Yggdrasill ... Nous venions de perdre l'un des deux piliers de ce monde. Et pire encore, c'était le mien ! Celui dont j'étais la gardienne, celui que j'avais lâchement décidé d'abandonner. Nous le savions pourtant. Nous nous en doutions ... mais, nous les avions laissé faire. Bien sûr, qu'ils se vengeraient de notre affront.

Saisissant la main qui m'étais tendue, je me relevais. La panique s'emparait du repère, les loups de Tyr comprenant le danger qui nous menaçait maintenant. Il n'y avait plus que le grand cristal pour nous maintenir en vie. Sans lui, tout disparaîtrait à jamais dans le néant. Nos âmes se perdraient dans l'espace et erreraient sans but dans l'obscurité de notre cupidité.

Il fallait que je le vois de mes propres yeux. Je devais m'imprégner une dernière fois de sa présence. Même évaporé, je voulais ressentir sa disparition. Je devais en être sûre ... Sûre, qu'il ne réapparaîtrait jamais.

- Viens, princesse.

Nevra n'avait pas lâché ma main, depuis que j'avais saisi la sienne. Nous traversâmes alors la foule pour rejoindre la galerie menant à la salle du conseil. Tout semblait bouger autour de moi à une vitesse effrénée. Les fenghuangs s'éparpillaient déjà dans la fourmilière, Tiberius ayant disparu du balcon. Combien de temps s'était-il écoulé depuis l'annonce de Feng Zifu ? Le mage avait-il fait un discours ? Je n'avais rien entendu ... je n'entendais plus rien d'autre que ma peine.
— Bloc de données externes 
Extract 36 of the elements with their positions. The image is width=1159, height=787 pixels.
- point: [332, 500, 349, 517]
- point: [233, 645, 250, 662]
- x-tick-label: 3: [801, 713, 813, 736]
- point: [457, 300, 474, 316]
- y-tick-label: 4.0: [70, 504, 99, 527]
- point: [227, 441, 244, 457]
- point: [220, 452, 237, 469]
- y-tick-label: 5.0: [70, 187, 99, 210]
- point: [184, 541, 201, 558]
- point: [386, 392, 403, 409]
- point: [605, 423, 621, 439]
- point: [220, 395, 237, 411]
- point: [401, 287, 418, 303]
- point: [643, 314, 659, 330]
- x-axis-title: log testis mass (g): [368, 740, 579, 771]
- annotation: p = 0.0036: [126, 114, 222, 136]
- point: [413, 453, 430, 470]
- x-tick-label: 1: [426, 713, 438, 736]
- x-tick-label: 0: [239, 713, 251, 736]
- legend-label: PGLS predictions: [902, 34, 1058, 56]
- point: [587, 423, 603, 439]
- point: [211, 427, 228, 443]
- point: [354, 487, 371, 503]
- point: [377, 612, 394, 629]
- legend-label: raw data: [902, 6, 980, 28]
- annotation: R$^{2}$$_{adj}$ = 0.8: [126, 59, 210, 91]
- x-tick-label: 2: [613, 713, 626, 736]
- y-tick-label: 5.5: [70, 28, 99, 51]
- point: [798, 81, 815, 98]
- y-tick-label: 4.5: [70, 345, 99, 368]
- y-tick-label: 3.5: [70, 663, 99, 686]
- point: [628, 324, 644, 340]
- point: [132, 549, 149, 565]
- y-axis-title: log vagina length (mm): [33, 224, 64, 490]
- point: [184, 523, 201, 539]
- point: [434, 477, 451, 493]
En arrivant, les membres du conseil étaient déjà tous installés, une vague d'inquiétude parcourant leurs auras. Chacun d'eux intégrait la nouvelle avec difficulté. Vedrfölnir était là, tentant de capter mon attention du regard, mais je ne parvenais pas à apaiser la douleur qui m'envahissait. Tiberius finit alors par briser le silence, en fixant durement Feng Zifu.

- Qui ?

- Markus.

Brusquement, je relevais la tête. Markus ! Pourquoi ?! Ça n'avait pas de sens. C'était Kassandre que nous avions offensé en enlevant Sibyl et en l'attaquant sur ses terres.

- Le dragon a envoyé les elfes noir pour détruire l'île.

J'eus la nausée ... Markus avait utilisé les elfes noirs contre les fenghuangs. Il avait osé les contraindre à combattre un peuple pacifiste dont la terre était sacrée ! Qu'avait-il en tête ? Quel était son but ! Le mage baissa le regard, entre colère et tristesse, son âme se tordait.

- Il tente de diviser notre mouvement en utilisant nos alliés contre nous. Tiberius, tu sais ce que ça signifie. Si les loups de Tyr l'apprennent, les elfes noirs deviendront une cible à anéantir, s'inquiéta Bjornar

- Nous ne dirons rien. Aucun d'entre vous ne devra en parler à nos loups. Est-ce clair !?

Le mage balaya sévèrement le conseil du regard. Il nous demandait de mentir ... de dissimuler une telle vérité. Pourquoi ?

- Les fenghuangs ont été avertis avant leur arrivée au repère. Aucun d'eux ne souhaite punir les elfes noirs pour cette attaque, nous informa Vedrfölnir

- Nous garderons ce secret, si telle est ta décision, s'inclina Feng Zifu

Je m'étais tellement battue pour que les elfes noirs soient acceptés par les loups de Tyr. Aujourd'hui, j'avais le sentiment de revenir en arrière. Je me souvenais alors des mots d'Alvar sur le drakkar. C'était ça, l'intelligence du dragon ? C'était donc contre ça, qu'Alvar me mettait en garde ? De ses plans stratégiques pour nous atteindre en traître. Je le maudissais ! J'abhorrais ce dragon vicieux et lâche.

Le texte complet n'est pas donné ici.